今回行われる中山芝1800Mは時計がかかるその条件にピッタリ合っていますし、55キロの斤量も重賞で3回2着という実績を考えれば、やや恵まれた印象です。

堀厩舎の重賞3連勝の可能性も十分にあるのではないでしょうか。

ウインピクシス - 連勝中の勢いを重賞でも維持できるか。

ここまでは重賞での実績馬を取り挙げてきましたが、ハンデ戦ですから斤量の軽い馬にも注目でしょう。
なかでも、2連勝中のウインピクシスには注目が集まります。

重賞の出走経験は新潟2歳S(9着)のみで、クラシックには縁がありませんでしたが、昨年秋から4戦3勝3着1回という素晴らしい成績で一気にOP入りしました。特に右回り芝1800Mの戦績は4戦4勝と素晴らしく、中山・福島・小倉とコースを問わず、良・やや重・重馬場でも勝っていますので右回り芝1800Mのスペシャリストと言って良いほどです。

圧巻だったのは前走の壇之浦S。
その次走となる中山記念でも6着と好走するリューベックを半馬身差凌いでの逃げ切り勝ち。かなり時計がかかる小倉の馬場での逃げ切りですから価値がありますし、今の中山の馬場にも対応可能でしょう。

加えて今回は53キロと、かなり斤量にも恵まれました。ポンと先行してそのまま押し切る可能性もあるのではないでしょうか。年が明けてから活躍を見せている4歳世代の牝馬たち。新たなスター候補に期待したいですね。

スルーセブンシーズ - 中山コースなら馬券圏外無し! 中山巧者が得意のコースで重賞制覇を狙う。

中山巧者という点ならスルーセブンシーズも注目です。

重賞実績としては21年の紫苑Sで2着があるだけですが、とにかく中山コースが得意なことで知られます。中山コースは6戦して3勝、2着1回、3着2回と完璧な成績。馬場が渋ってもこなせるので、今の中山のやや時計がかかる馬場にはピッタリでしょう。

前走の初富士Sでは牡馬を相手に56キロのハンデを背負いながら完勝しています。

個人的には『牡馬混合の3勝クラス以上を勝った牝馬は牝馬限定重賞で勝ち負け可能』というのが牝馬限定重賞における物差し。昨年15番人気で勝ったクリノプレミアムや、12番人気2着だったアブレイズもこの条件をクリアしていました。この点からも、スルーセブンシーズには牝馬重賞で勝ち負け可能な実力あり、と見ています。

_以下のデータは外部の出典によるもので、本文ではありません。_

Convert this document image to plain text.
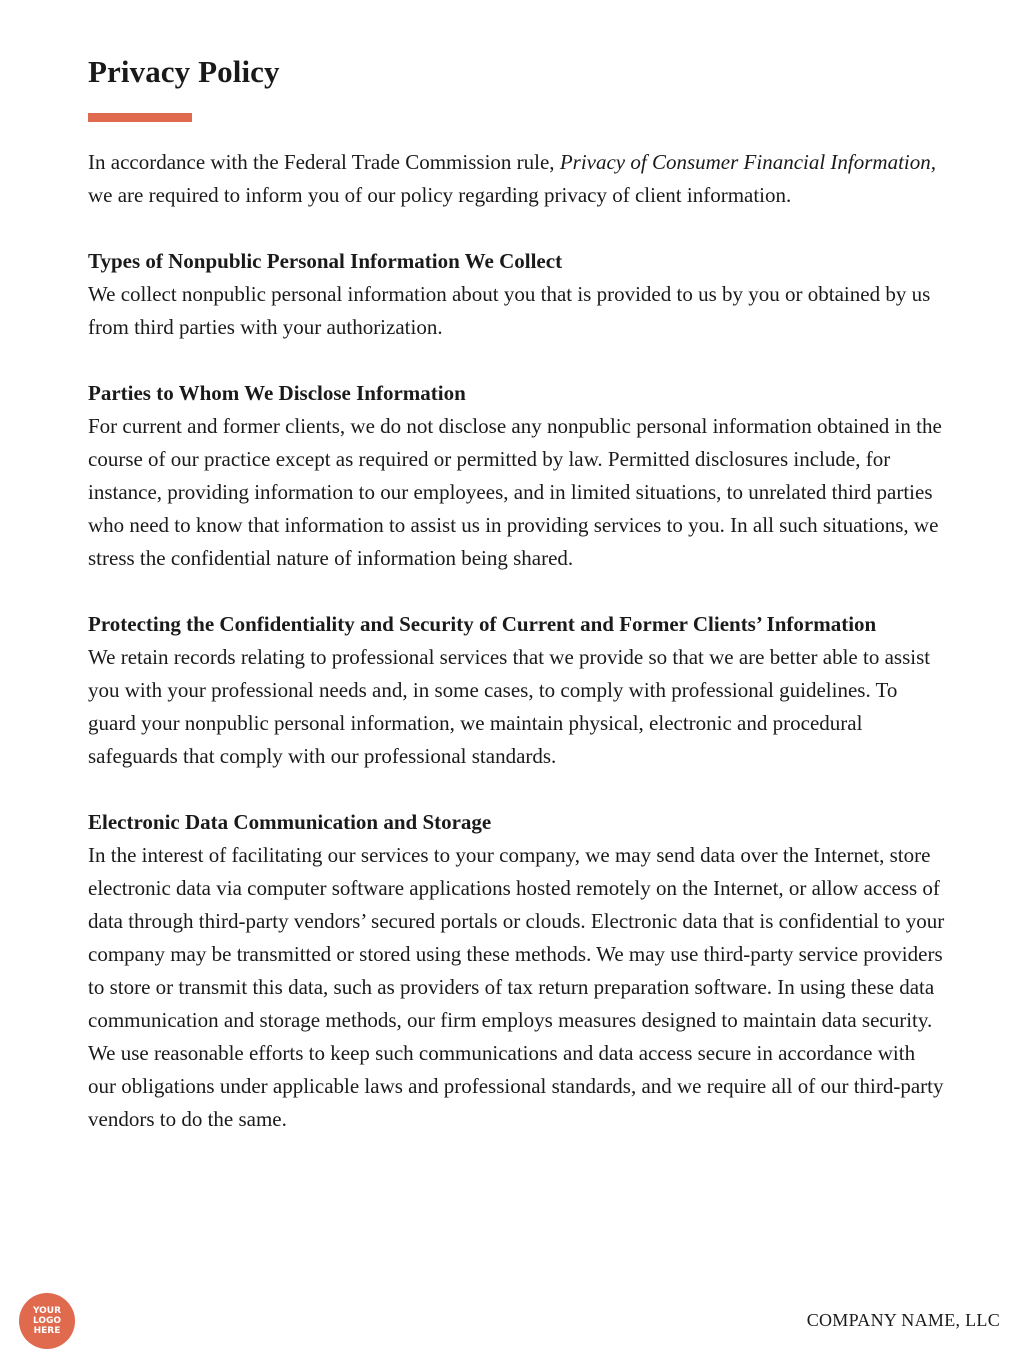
Privacy Policy

In accordance with the Federal Trade Commission rule, Privacy of Consumer Financial Information, we are required to inform you of our policy regarding privacy of client information.

Types of Nonpublic Personal Information We Collect

We collect nonpublic personal information about you that is provided to us by you or obtained by us from third parties with your authorization.

Parties to Whom We Disclose Information

For current and former clients, we do not disclose any nonpublic personal information obtained in the course of our practice except as required or permitted by law. Permitted disclosures include, for instance, providing information to our employees, and in limited situations, to unrelated third parties who need to know that information to assist us in providing services to you. In all such situations, we stress the confidential nature of information being shared.

Protecting the Confidentiality and Security of Current and Former Clients’ Information

We retain records relating to professional services that we provide so that we are better able to assist you with your professional needs and, in some cases, to comply with professional guidelines. To guard your nonpublic personal information, we maintain physical, electronic and procedural safeguards that comply with our professional standards.

Electronic Data Communication and Storage

In the interest of facilitating our services to your company, we may send data over the Internet, store electronic data via computer software applications hosted remotely on the Internet, or allow access of data through third-party vendors’ secured portals or clouds. Electronic data that is confidential to your company may be transmitted or stored using these methods. We may use third-party service providers to store or transmit this data, such as providers of tax return preparation software. In using these data communication and storage methods, our firm employs measures designed to maintain data security. We use reasonable efforts to keep such communications and data access secure in accordance with our obligations under applicable laws and professional standards, and we require all of our third-party vendors to do the same.

YOUR
LOGO
HERE
COMPANY NAME, LLC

これまでは2000Mの距離を中心に使ってきましたが、ハンデ戦でスタミナと底力が必要になるタフな展開になれば浮上する1頭ではないでしょうか。

エイシンチラー - 条件にピッタリな伏兵。53キロの斤量を味方につけられるか。

波乱傾向にある中山牝馬S。『中山コースに適性があること』『牡馬混合の3勝クラス以上で結果を出していること』『斤量に恵まれていること』あたりは、驚きの好走をする伏兵に求められる条件でしょうか。

今回のメンバーでその条件をクリアしていると思われるのがエイシンチラーです。

勝ち星こそ、昨年1月の若潮Sから挙げられていませんが、OPクラスでも大きくは負けていません。さらに、若潮Sといえば牡馬混合の3勝クラスと、レベルの高いレースでもありました。

近2走の中山でのディセンバーS(芝1800M)とニューイヤーS(芝1600M)ではともに4着と健闘。戦績はやや地味なながらも、牡馬混合のOP競走でも上位人気で頑張っている馬と言えます。

少し間隔を開けて臨む今回は期待できると思いますし、斤量は53キロ。斤量に苦しむ他馬を見ながらスムーズに走れれば、上位進出も大いに期待できるのではないでしょうか。

さて、今年の中山牝馬Sは例年以上に実績馬が揃ったものの、斤量差や臨戦過程などが絡み合った難解なレースであることに変わりはありません。そんな難解なレースを楽しむため、この記事が参考になれば幸いです。